Im Umgang mit den Juden fällt der Reformator in eine theologia gloriae zurück, statt sich wie sonst an das Kreuz Christi zu halten. Anstelle christlicher Demut als Konsequenz einer rechten Imitatio Christi finden wir Demütigungen aus seiner Feder, die uns Nachgeborene nur noch peinlich berühren. Mit abstrusen, sophistisch anmutenden Konstruktionen versucht er die angebliche Konformität seiner ‚scharfen Barmherzigkeit‘ mit dem jesuanischen Ethos der Nächsten- und Feindesliebe nachzuweisen. E.W. Gritsch hat mit Recht Luthers Antisemitismus als ein Denken „against better judgement“, gegen bessere Einsicht, bezeichnet. Der Reformator wird nicht nur der Schrift, er wird auch seinen eigenen Grundsätzen untreu. Er kämpft je länger je mehr nicht mehr nur mit Worten, sondern auch mit dem Schwert. Indem er den Verlauf der Geschichte als göttliches Gericht gegen die Juden proklamiert, meint er dem Deus absconditus in die Karten schauen zu können. Luther gibt damit eine seiner zentralen Erkenntnisse wieder auf, nämlich dass Gottes Heilshandeln unter dem Gegenteil verborgen (sub contrario) stattfinden kann. Dass auch in dem, was sich uns Menschen als ‚Elend der Juden‘ darstellt, der gnädige, nämlich mitleidende Gott am Werk sein könnte, diese Überlegung hat Luther nie angestellt. Schade, denn prinzipiell läge sie ganz auf der Linie seines Denkens.
Doch die von Luther vorgetragene negative Geschichtstheologie gegen die Juden bewegt sich nicht nur theologisch, sondern auch philosophisch auf dünnem Eis. Sie ist Ausdruck eines simplen Machtpositivismus, der das Recht des Stärkeren propagiert. Luthers Fehlschluss vom Sein zum Sollen zementiert die normative Macht des Faktischen, hier: die Überlegenheit des Christentums gegenüber dem Judentum. Indem er die Christen ermuntert, zum göttlichen Strafgericht gegen die Juden selbst noch aktiv beizutragen, vermehrt Luther eben das Elend, dessen augenscheinliche Evidenz ihn erst zur Erkenntnis der Verworfenheit der Juden geführt hat. Ein solches Denken ist zirkulär und selbstbezüglich, eine Art self-fulfilling-prophecy.

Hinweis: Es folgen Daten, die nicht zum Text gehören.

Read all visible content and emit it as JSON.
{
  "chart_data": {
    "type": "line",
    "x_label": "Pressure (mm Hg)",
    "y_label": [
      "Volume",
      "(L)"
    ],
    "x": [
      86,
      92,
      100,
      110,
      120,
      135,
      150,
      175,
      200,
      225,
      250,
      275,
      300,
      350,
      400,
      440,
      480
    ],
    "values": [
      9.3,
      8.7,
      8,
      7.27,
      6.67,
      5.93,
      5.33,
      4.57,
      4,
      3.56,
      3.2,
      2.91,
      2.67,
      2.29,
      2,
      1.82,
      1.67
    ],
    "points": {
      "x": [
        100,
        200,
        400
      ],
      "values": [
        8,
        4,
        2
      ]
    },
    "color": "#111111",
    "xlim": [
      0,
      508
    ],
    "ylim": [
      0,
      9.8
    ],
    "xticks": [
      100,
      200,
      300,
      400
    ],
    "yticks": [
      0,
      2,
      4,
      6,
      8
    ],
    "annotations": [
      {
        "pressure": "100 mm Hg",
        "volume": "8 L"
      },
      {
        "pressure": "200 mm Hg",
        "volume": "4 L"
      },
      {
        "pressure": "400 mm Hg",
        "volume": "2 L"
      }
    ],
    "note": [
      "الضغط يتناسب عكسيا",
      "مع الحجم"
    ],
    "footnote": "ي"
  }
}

4.2. Nachwirkungen bis heute
Das Denken Luthers hat in unserer protestantischen Tradition Nachwirkungen
bis heute. Ich will gar nicht das Fass aufmachen und vom Rasseantisemitismus
des 19. und 20. Jahrhunderts sprechen, der sich stellenweise auf Luther
berufen konnte. Einige Hinweise auf die verdeckte Judenfeindschaft, die
sich bis in unsere Zeit fortgesetzt hat, sollen genügen. Nehmen wir
etwa den 10. Sonntag nach Trinitatis, der lange Zeit als „Judensonntag“
begangen wurde. Man erinnerte an die Zerstörung des Jerusalemer Tempels
als die gerechte göttliche Bestrafung der Juden. Aus dem klassischen
Predigttext Lukas 19,41–48 („Jesus weint über Jerusalem“)
wurde - ganz nach dem Vorbild unseres großen Reformators - der Nachweis
aus der Geschichte geführt, dass das Judentum im Unrecht ist. Erst
in den 70er- und 80er-Jahres des vorigen Jahrhunderts kam es dann zu einer
„qualitativen Umwidmung“ im Sinne des christlich-jüdischen
Dialogs, die mit der Umbenennung in „Israelsonntag“ sich dann
auch begrifflich niederschlug.
Noch während meines eigenen Studiums sprach man vom Judentum zur Zeit des Zweiten Tempels als „Spätjudentum“. Der abwertende Begriff impliziert, dass nach dem Gekommensein des Erlösers das Ende jüdischer Geschichte eigentlich besiegelt ist. Durch den Mord von Golgatha hat das Volk Israel seine Existenzberechtigung verwirkt. Die Katastrophen von Flucht und Vertreibung nach den beiden jüdisch-römischen Kriegen stellen in dieser Perspektive nur noch ein „schauerliche(s) Nachspiel“ der Geschichte Israels dar. Bei dieser Formulierung des Alttestamentlers Martin Noth sind wir nicht weit von der Schattenexistenz von Judentum entfernt, die Luther uns vor Augen gemalt hat. Doch das jüdische Volk lebt: „Am Jisrael chai“ - trotz allem. Am deutlichsten sieht man das heute vielleicht in Gestalt des 1948 gegründeten Staates Israel.
4.3. Gefährliche Dualismen (Metakognition I)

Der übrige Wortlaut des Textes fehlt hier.